Santobello also recognized there is no absolute right to have a guilty plea
accepted and that a court may exercise its judicial discretion in rejecting a plea. Id.
at 262. However, Santobello equally recognized “that when a plea rests in any significant degree on a promise or agreement of the prosecutor, so that it can be said
to be part of the inducement or consideration, such promise must be fulfilled.” Id.
Due process is denied, State v. Hayes, 423 So.2d 11 (La.1992), and the constitutional
right to fairness is abridged, State v. Redfearn, 441 So.2d 200 (La.1983), when the
State or a court fails to comply with a validly-accepted plea agreement and a
defendant is induced to plead guilty. That is exactly what happened in this case. The
trial judge’s cautionary remark to the Defendant that he was not bound by the plea
agreement was predicated on the fact that the Defendant had one prior felony
conviction. The sentencing transcript supports the fact that a deal between the
prosecutor, and the defendant, and the court was consummated.

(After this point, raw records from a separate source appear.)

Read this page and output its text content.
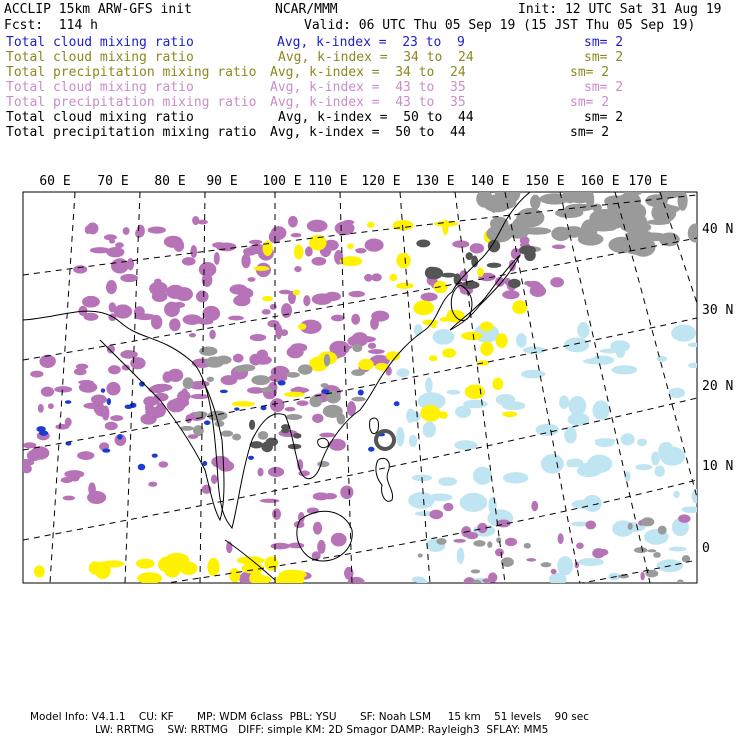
ACCLIP 15km ARW-GFS init	NCAR/MMM	Init: 12 UTC Sat 31 Aug 19
Fcst:  114 h	Valid: 06 UTC Thu 05 Sep 19 (15 JST Thu 05 Sep 19)
Total cloud mixing ratio	Avg, k-index =  23 to  9	sm= 2
Total cloud mixing ratio	Avg, k-index =  34 to  24	sm= 2
Total precipitation mixing ratio Avg, k-index =  34 to  24	sm= 2
Total cloud mixing ratio	Avg, k-index =  43 to  35	sm= 2
Total precipitation mixing ratio Avg, k-index =  43 to  35	sm= 2
Total cloud mixing ratio	Avg, k-index =  50 to  44	sm= 2
Total precipitation mixing ratio Avg, k-index =  50 to  44	sm= 2
60 E 70 E 80 E 90 E 100 E 110 E 120 E 130 E 140 E 150 E 160 E 170 E
40 N
30 N
20 N
10 N
0
Model Info: V4.1.1    CU: KF       MP: WDM 6class  PBL: YSU       SF: Noah LSM     15 km    51 levels    90 sec
LW: RRTMG    SW: RRTMG   DIFF: simple KM: 2D Smagor DAMP: Rayleigh3  SFLAY: MM5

While I agree that the trial judge has the ultimate responsibility to
impose a sentence and does not have to accept the joint recommendation of the State
and a defendant, the trial court is bound by the plea agreement if the trial court was
a participant. See, e.g., State v. Redfearn, 441 So.2d 200.
The Defendant’s written plea agreement contained a recommendation of
a ten-year sentencing cap with concurrent sentences. The trial judge asked the
Defendant if he had been promised any leniency other than what was contained in the
plea agreement. The Defendant replied that he had not been promised anything else.
The trial court told the Defendant that:
“I realize that on this Written Plea Agreement there are certain items provided, one of which is a ten-year cap with concurrent sentences dealing with the crimes in this matter. You realize that if I had a Pre-Sentence Investigation or other evidence that’s showing other things, then the court is obviously not bound by this sentence? You do realize that?”
(emphasis added).
2 In the context of the plea agreement at issue in this case, “other things” clearly
referred to the existence of more than one felony conviction. The Defendant
responded affirmatively.
The State then asserted that “[t]he judge is operating on the assumption
that you have only one prior, right?” (emphasis added). After a brief discussion, the
trial judge asserts:
“I am operating on that premise, then. If the Pre-Sentence Investigation tells me something different, I am not going to be bound by what’s down here as to this ten-year cap. Do you understand that? In other words, if I get a Pre- Sentence that shows you’ve been convicted three times, and I’m taking that as an example, it can be one time, it can be two times but if I get a Pre-sentence that indicates that you’ve been convicted two times, you’re telling me once, then I am not bound by this agreement. Do you understand that?”
Clearly, this colloquy demonstrates the judge agreed to the ten-year cap
based on the premise that the Defendant had only one prior conviction. Nothing in
the Pre-Sentence Report indicated more than one prior conviction. It did indicate
other crimes. Those other crimes for which there were no convictions are what the
judge relied upon in not agreeing to the ten-year cap. A fair reading of the trial
transcript demonstrates that the judge did not say that he was going to take into
consideration factors other than a prior conviction. If there was more than one prior
conviction, then the ten-year cap would not apply. That was the basis of the tripartite
agreement.
Simply stated, a deal is a deal. In this case, the trial court breached its
promise that it would sentence the Defendant to concurrent ten-year sentences as
indicated on the written plea agreement.
For the foregoing reasons, I dissent.